Una gota de sudor le hace parpadear. Sus ojos le comienzan a picar. Echa hacia atrás la cabeza, cierra los ojos. Le llega el olor de su propia transpiración, que le parece delicioso. En otros momentos, por el contrario, le disgusta. Sus articulaciones le hacen sufrir pero, antes de que finalice la noche, las habrá olvidado por un tiempo. Hasta la próxima noche. Se pasa la lengua por la desnuda encía. La víspera le arrancaron otra muela más y el sabor de la sangre sigue en su boca. El sabor de la sangre… Hace ya mucho tiempo que sus manos no se cubren con ese velo escarlata. Y sin embargo, no le ha abandonado la extraña embriaguez que le rebaja al nivel de las bestias. Se pregunta si su afición por las jóvenes vírgenes no procede de ahí. Aunque le guste su olor, prefiere sobre todo el que tienen después, ese perfume que las hace mujeres de pleno derecho, ya domadas, a las que no vacila en poseer y maltratar. Mira sus manos, casi apetitosas, enormes, blancas, de afilados dedos. Con el paso del tiempo —sólo con el paso del tiempo, pues desde su acceso al trono no han tocado mucho el cuero de las riendas— se han vuelto tan callosas que ha perdido la sensación del tacto. Tiene que amasar durante mucho tiempo el cuerpo de las mujeres para intentar encontrar la memoria de las caricias prodigadas antaño con pasión.
La muchacha que se encarga de él pasa la prueba a las mil maravillas. Podría hacer que le arrancaran los dientes delanteros para que la cosa fuera más suave aún. Ella se aplica en la tarea, como buena obrera. Sin embargo, él sabe ya cuál escogerá para cerrar la noche. La ha descubierto mientras las jóvenes se presentaban, de rodillas ante él. Es una pequeña china que debe de medir la mitad que él. Sus pies vendados le dan una gracia extraordinaria. Aunque él repruebe esa práctica bárbara para sus esposas, más de una vez se ha dejado seducir por mujeres poseedoras de los «lotos de oro». Ésta tiene los pies tan minúsculos que apenas parecen mayores que unos brotes de bambú. Pueden caber fácilmente en su mano. Ese mero pensamiento le basta para recobrar un vigor del que la joven obrera, arrodillada ante él, se atribuye sin duda el mérito.

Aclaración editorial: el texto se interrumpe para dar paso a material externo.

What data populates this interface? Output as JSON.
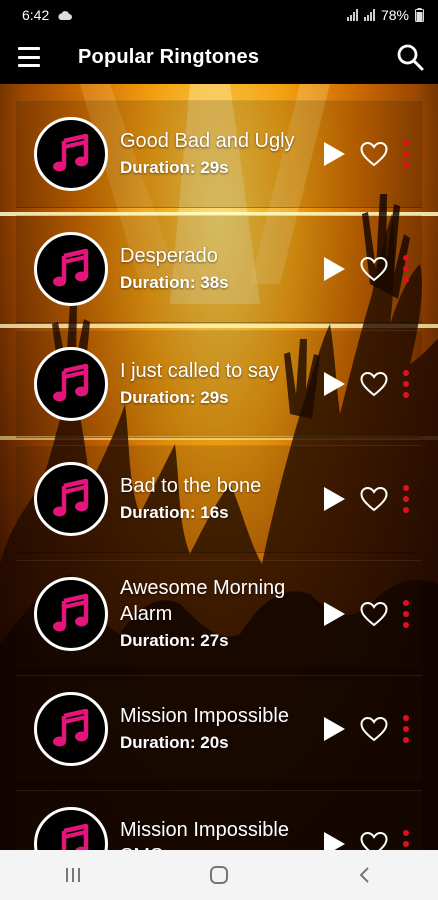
{
  "status_bar": {
    "time": "6:42",
    "battery": "78%",
    "icons": [
      "cloud-icon",
      "volte-signal-icon",
      "volte-signal-icon",
      "battery-icon"
    ]
  },
  "app_bar": {
    "title": "Popular Ringtones",
    "menu_icon": "hamburger-menu-icon",
    "search_icon": "search-icon"
  },
  "ringtones": [
    {
      "title": "Good Bad and Ugly",
      "duration": "Duration: 29s"
    },
    {
      "title": "Desperado",
      "duration": "Duration: 38s"
    },
    {
      "title": "I just called to say",
      "duration": "Duration: 29s"
    },
    {
      "title": "Bad to the bone",
      "duration": "Duration: 16s"
    },
    {
      "title": "Awesome Morning Alarm",
      "duration": "Duration: 27s"
    },
    {
      "title": "Mission Impossible",
      "duration": "Duration: 20s"
    },
    {
      "title": "Mission Impossible SMS",
      "duration": ""
    }
  ],
  "colors": {
    "accent_pink": "#e3147a",
    "more_dots_red": "#e0101f",
    "app_bar_bg": "#000000",
    "nav_bar_bg": "#f4f4f4"
  },
  "nav_bar": {
    "buttons": [
      "recent-apps-icon",
      "home-icon",
      "back-icon"
    ]
  }
}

Le duele la cabeza desde que comenzó la jornada. Esperaba que la dulzura de la noche apaciguaría su malestar. Pero no es así. Cada movimiento de su cabeza es una tortura. Sólo cuatro vírgenes le han sido presentadas. Peor para las dos que quedan. No tiene el valor de ofrecerles lo que temen recibir.
Con un gesto, despide a la muchacha arrodillada, que se aleja de él con una profunda reverencia, agradeciéndole el honor que le ha hecho. Sin una palabra, él hace una seña a la presa que ha elegido para la noche. Ella avanza, respetuosa, inclinada. Las demás, bien entrenadas por las viejas concubinas, saben lo que deben hacer. Se mantienen a respetuosa distancia, disponibles para responder a una orden cualquiera de su señor.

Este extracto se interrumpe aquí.